Шестая жена короля Генриха VIII | страница 58
— Я — женщина, и много женщин окружает меня и ежедневно клянется мне в неизменной дружбе и преданности. Разве они не достойны имени друзей? — задумчиво спросила Екатерина. — Неужели недостойна его и леди Джейн Дуглас, которую я уже много лет называю своей подругой и которой верю, как родной сестре? Скажите, Гейвуд, скажите хотя вы, о котором говорят как о человеке, знающем все, что происходит при дворе! Скажите, неужели леди Джейн Дуглас — не подруга мне?
Джон Гейвуд вдруг стал серьезен и мрачен и задумчиво потупил взор. Затем он обвел комнату беспокойным взглядом, как бы желая убедиться, не притаился ли где-нибудь соглядатай, и, вплотную подойдя к королеве, прошептал: — Не доверяйте ей! Она — папистка, и Гардинер — ее друг.
— Ах, я подозревала это! — печально прошептала королева.
— Но слушайте, ваше величество! — продолжал шут. — Не обнаруживайте вашего подозрения ни взглядом, ни словом, ни малейшим намеком. Усыпите эту ехидну верою в вашу беспечность, да, да, усыпите ее! Это — ядовитая и опасная змея, которую нельзя дразнить, а не то, прежде чем вы в состоянии будете предвидеть это, она ужалит вас. Будьте всегда добры, всегда доверчивы, всегда приветливы по отношению к ней. Однако о том, что вы не желаете поведать Гардинеру и графу Дугласу, не говорите леди Джейн. О, верьте мне, она напоминает льва в венецианском дворце дожей. Те тайны, которые вы доверяете ей, заносятся в обвинительный акт против вас пред кровавым трибуналом.

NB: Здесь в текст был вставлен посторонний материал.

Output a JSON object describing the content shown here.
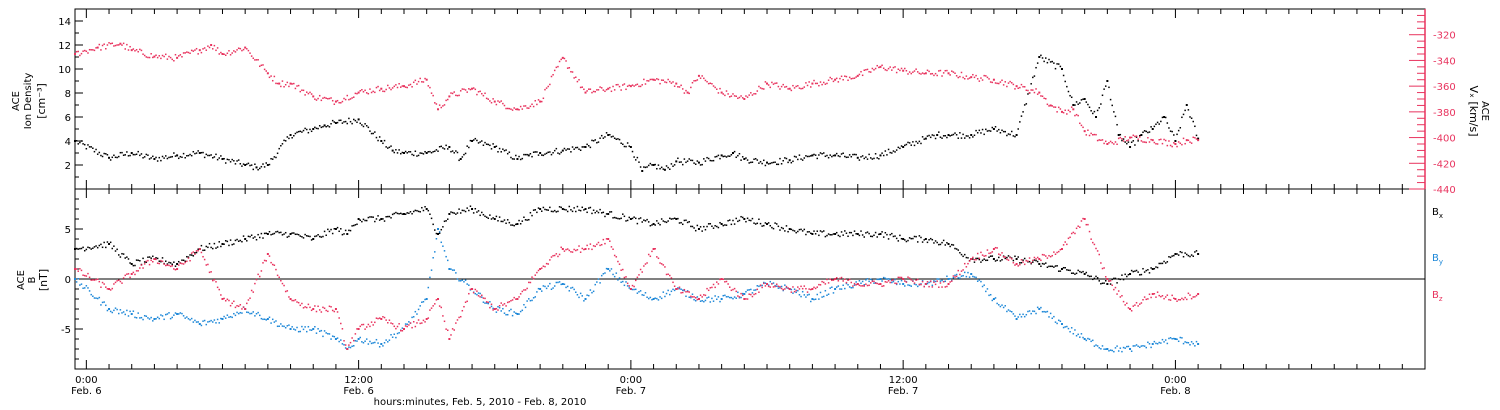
{
  "chart_data": [
    {
      "type": "scatter",
      "panel": "top",
      "left_axis": {
        "label_lines": [
          "ACE",
          "Ion Density",
          "[cm⁻³]"
        ],
        "ylim": [
          0,
          15
        ],
        "ticks": [
          2,
          4,
          6,
          8,
          10,
          12,
          14
        ],
        "tick_labels": [
          "2",
          "4",
          "6",
          "8",
          "10",
          "12",
          "14"
        ]
      },
      "right_axis": {
        "label_lines": [
          "ACE",
          "Vₓ [km/s]"
        ],
        "ylim": [
          -440,
          -300
        ],
        "ticks": [
          -440,
          -420,
          -400,
          -380,
          -360,
          -340,
          -320
        ],
        "tick_labels": [
          "-440",
          "-420",
          "-400",
          "-380",
          "-360",
          "-340",
          "-320"
        ],
        "color": "#e8335e"
      },
      "series": [
        {
          "axis": "left",
          "color": "#000000",
          "x": [
            -0.5,
            1,
            2,
            3,
            4,
            5,
            6,
            7,
            7.5,
            8,
            9,
            10,
            10.5,
            11,
            12,
            13,
            13.5,
            14,
            15,
            16,
            16.5,
            17,
            18,
            19,
            19.5,
            20,
            21,
            22,
            23,
            24,
            24.5,
            25,
            25.5,
            26,
            27,
            28,
            28.5,
            29,
            30,
            31,
            32,
            33,
            34,
            35,
            36,
            37,
            37.5,
            38,
            39,
            40,
            41,
            42,
            43,
            43.5,
            44,
            44.5,
            45,
            45.5,
            46,
            46.5,
            47,
            47.5,
            48,
            48.5,
            49
          ],
          "y": [
            4,
            2.6,
            3,
            2.5,
            2.8,
            3,
            2.5,
            2,
            1.8,
            2,
            4.5,
            5,
            5.3,
            5.5,
            5.8,
            4,
            3.2,
            3,
            3,
            3.5,
            2.5,
            4,
            3.5,
            2.5,
            2.8,
            3,
            3.2,
            3.5,
            4.5,
            3.5,
            1.5,
            2,
            1.6,
            2.3,
            2.2,
            2.8,
            3,
            2.5,
            2.2,
            2.4,
            2.8,
            2.8,
            2.6,
            2.8,
            3.5,
            4.2,
            4.5,
            4.5,
            4.5,
            5,
            4.5,
            11,
            10,
            7,
            7.5,
            6,
            9,
            4.5,
            3.5,
            4.5,
            5,
            6,
            4,
            7,
            4.2
          ]
        },
        {
          "axis": "right",
          "color": "#e8335e",
          "x": [
            -0.5,
            0.5,
            1.5,
            2,
            3,
            4,
            5,
            5.5,
            6,
            7,
            8,
            8.5,
            9,
            10,
            11,
            12,
            13,
            14,
            15,
            15.5,
            16,
            17,
            18,
            19,
            20,
            21,
            22,
            23,
            24,
            25,
            26,
            26.5,
            27,
            28,
            29,
            30,
            31,
            32,
            33,
            34,
            35,
            36,
            37,
            38,
            39,
            40,
            41,
            42,
            42.5,
            43,
            43.5,
            44,
            45,
            46,
            47,
            48,
            48.5,
            49
          ],
          "y": [
            -335,
            -330,
            -327,
            -332,
            -337,
            -338,
            -332,
            -328,
            -335,
            -330,
            -350,
            -358,
            -358,
            -368,
            -372,
            -365,
            -362,
            -360,
            -355,
            -378,
            -368,
            -362,
            -372,
            -378,
            -372,
            -338,
            -365,
            -362,
            -360,
            -355,
            -358,
            -365,
            -352,
            -365,
            -370,
            -358,
            -362,
            -358,
            -355,
            -352,
            -345,
            -348,
            -350,
            -350,
            -353,
            -355,
            -360,
            -365,
            -375,
            -380,
            -378,
            -395,
            -405,
            -400,
            -402,
            -405,
            -402,
            -402
          ]
        }
      ]
    },
    {
      "type": "scatter",
      "panel": "bottom",
      "left_axis": {
        "label_lines": [
          "ACE",
          "B",
          "[nT]"
        ],
        "ylim": [
          -9,
          9
        ],
        "ticks": [
          -5,
          0,
          5
        ],
        "tick_labels": [
          "-5",
          "0",
          "5"
        ],
        "zero_line": true
      },
      "legend": {
        "position": "right",
        "entries": [
          {
            "main": "B",
            "sub": "x",
            "color": "#000000"
          },
          {
            "main": "B",
            "sub": "y",
            "color": "#1e88d8"
          },
          {
            "main": "B",
            "sub": "z",
            "color": "#e8335e"
          }
        ]
      },
      "series": [
        {
          "name": "Bx",
          "color": "#000000",
          "x": [
            -0.5,
            1,
            2,
            3,
            4,
            5,
            6,
            7,
            8,
            9,
            10,
            11,
            11.5,
            12,
            13,
            14,
            15,
            15.5,
            16,
            17,
            18,
            19,
            20,
            21,
            22,
            23,
            24,
            25,
            26,
            27,
            28,
            29,
            30,
            31,
            32,
            33,
            34,
            35,
            36,
            37,
            38,
            39,
            40,
            41,
            42,
            43,
            44,
            45,
            46,
            47,
            48,
            49
          ],
          "y": [
            3,
            3.5,
            1.5,
            2,
            1.5,
            3,
            3.5,
            4,
            4.5,
            4.5,
            4,
            5,
            4.5,
            6,
            6,
            6.5,
            7,
            4.5,
            6.5,
            7,
            6,
            5.5,
            7,
            7,
            7,
            6.5,
            6,
            5.5,
            6,
            5,
            5.5,
            6,
            5.5,
            5,
            4.5,
            4.5,
            4.5,
            4.5,
            4,
            4,
            3.5,
            2,
            2,
            2,
            1.5,
            1,
            0.5,
            -0.5,
            0.5,
            1,
            2.5,
            2.5
          ]
        },
        {
          "name": "By",
          "color": "#1e88d8",
          "x": [
            -0.5,
            1,
            2,
            3,
            4,
            5,
            6,
            7,
            8,
            9,
            10,
            11,
            11.5,
            12,
            13,
            14,
            15,
            15.5,
            16,
            17,
            18,
            19,
            20,
            21,
            22,
            23,
            24,
            25,
            26,
            27,
            28,
            29,
            30,
            31,
            32,
            33,
            34,
            35,
            36,
            37,
            38,
            39,
            40,
            41,
            42,
            43,
            44,
            45,
            46,
            47,
            48,
            49
          ],
          "y": [
            0,
            -3,
            -3.5,
            -4,
            -3.5,
            -4.5,
            -4,
            -3,
            -4,
            -5,
            -5,
            -6,
            -7,
            -6,
            -6.5,
            -5,
            -2,
            5,
            1,
            -1,
            -3,
            -3.5,
            -1,
            -0.5,
            -2,
            1,
            -1,
            -2,
            -1,
            -2,
            -2,
            -1.5,
            -0.5,
            -1,
            -2,
            -1,
            -0.5,
            0,
            -0.5,
            -0.5,
            0,
            0.5,
            -2,
            -4,
            -3,
            -4.5,
            -6,
            -7,
            -7,
            -6.5,
            -6,
            -6.5
          ]
        },
        {
          "name": "Bz",
          "color": "#e8335e",
          "x": [
            -0.5,
            1,
            2,
            3,
            4,
            5,
            6,
            7,
            8,
            9,
            10,
            11,
            11.5,
            12,
            13,
            14,
            15,
            15.5,
            16,
            17,
            18,
            19,
            20,
            21,
            22,
            23,
            24,
            25,
            26,
            27,
            28,
            29,
            30,
            31,
            32,
            33,
            34,
            35,
            36,
            37,
            38,
            39,
            40,
            41,
            42,
            43,
            44,
            45,
            46,
            47,
            48,
            49
          ],
          "y": [
            1,
            -1,
            0.5,
            2,
            1,
            3,
            -2,
            -3,
            2.5,
            -2,
            -3,
            -3,
            -7,
            -5,
            -4,
            -5,
            -4,
            -2,
            -6,
            -1,
            -3,
            -2,
            1,
            3,
            3,
            4,
            -1,
            3,
            -1,
            -2,
            0,
            -2,
            -0.5,
            -1,
            -1,
            0,
            -0.5,
            -0.5,
            0,
            -0.5,
            -0.5,
            2,
            3,
            1.5,
            2,
            3,
            6,
            0,
            -3,
            -1.5,
            -2,
            -1.5
          ]
        }
      ]
    }
  ],
  "x_axis": {
    "major_ticks": [
      0,
      12,
      24,
      36,
      48
    ],
    "minor_step": 1,
    "range_hours": [
      -0.5,
      59
    ],
    "labels": [
      {
        "time": "0:00",
        "date": "Feb. 6"
      },
      {
        "time": "12:00",
        "date": "Feb. 6"
      },
      {
        "time": "0:00",
        "date": "Feb. 7"
      },
      {
        "time": "12:00",
        "date": "Feb. 7"
      },
      {
        "time": "0:00",
        "date": "Feb. 8"
      }
    ],
    "title": "hours:minutes, Feb.  5, 2010 - Feb.  8, 2010"
  }
}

Екатерина смеясь покачала головой и сказала:
— Вы слишком преувеличиваете, Гейвуд. Возможно, что религия, которую леди Джейн тайно исповедует, отчуждает ее сердце от меня, но она никогда не будет в состоянии изменить мне или вступить в союз с моими врагами. Нет, нет, мой Джон, вы ошибаетесь. Было бы непростительным легкомыслием поверить вам. О, как плачевен был бы мир, если бы мы никогда не могли довериться даже самым верным и любимым нашим друзьям.
— Да, мир дурен и плачевен, и приходится отчаяться в нем или смотреть на него как на веселую шутку, которой дразнит и манит нас дьявол. Для меня он — вот именно такая шутка, ваше величество! И я сделался королевским шутом именно потому, что это положение по крайней мере дает мне право изливать весь яд презрения на пресмыкающихся и говорить правду тем, у которых вечная ложь словно патока каплет с губ. Мудрецы и поэты — истинные шуты нашего времени, и так как я не чувствую в себе призвания быть королем или духовником, палачом или агнцем Божиим, то я сделался шутом.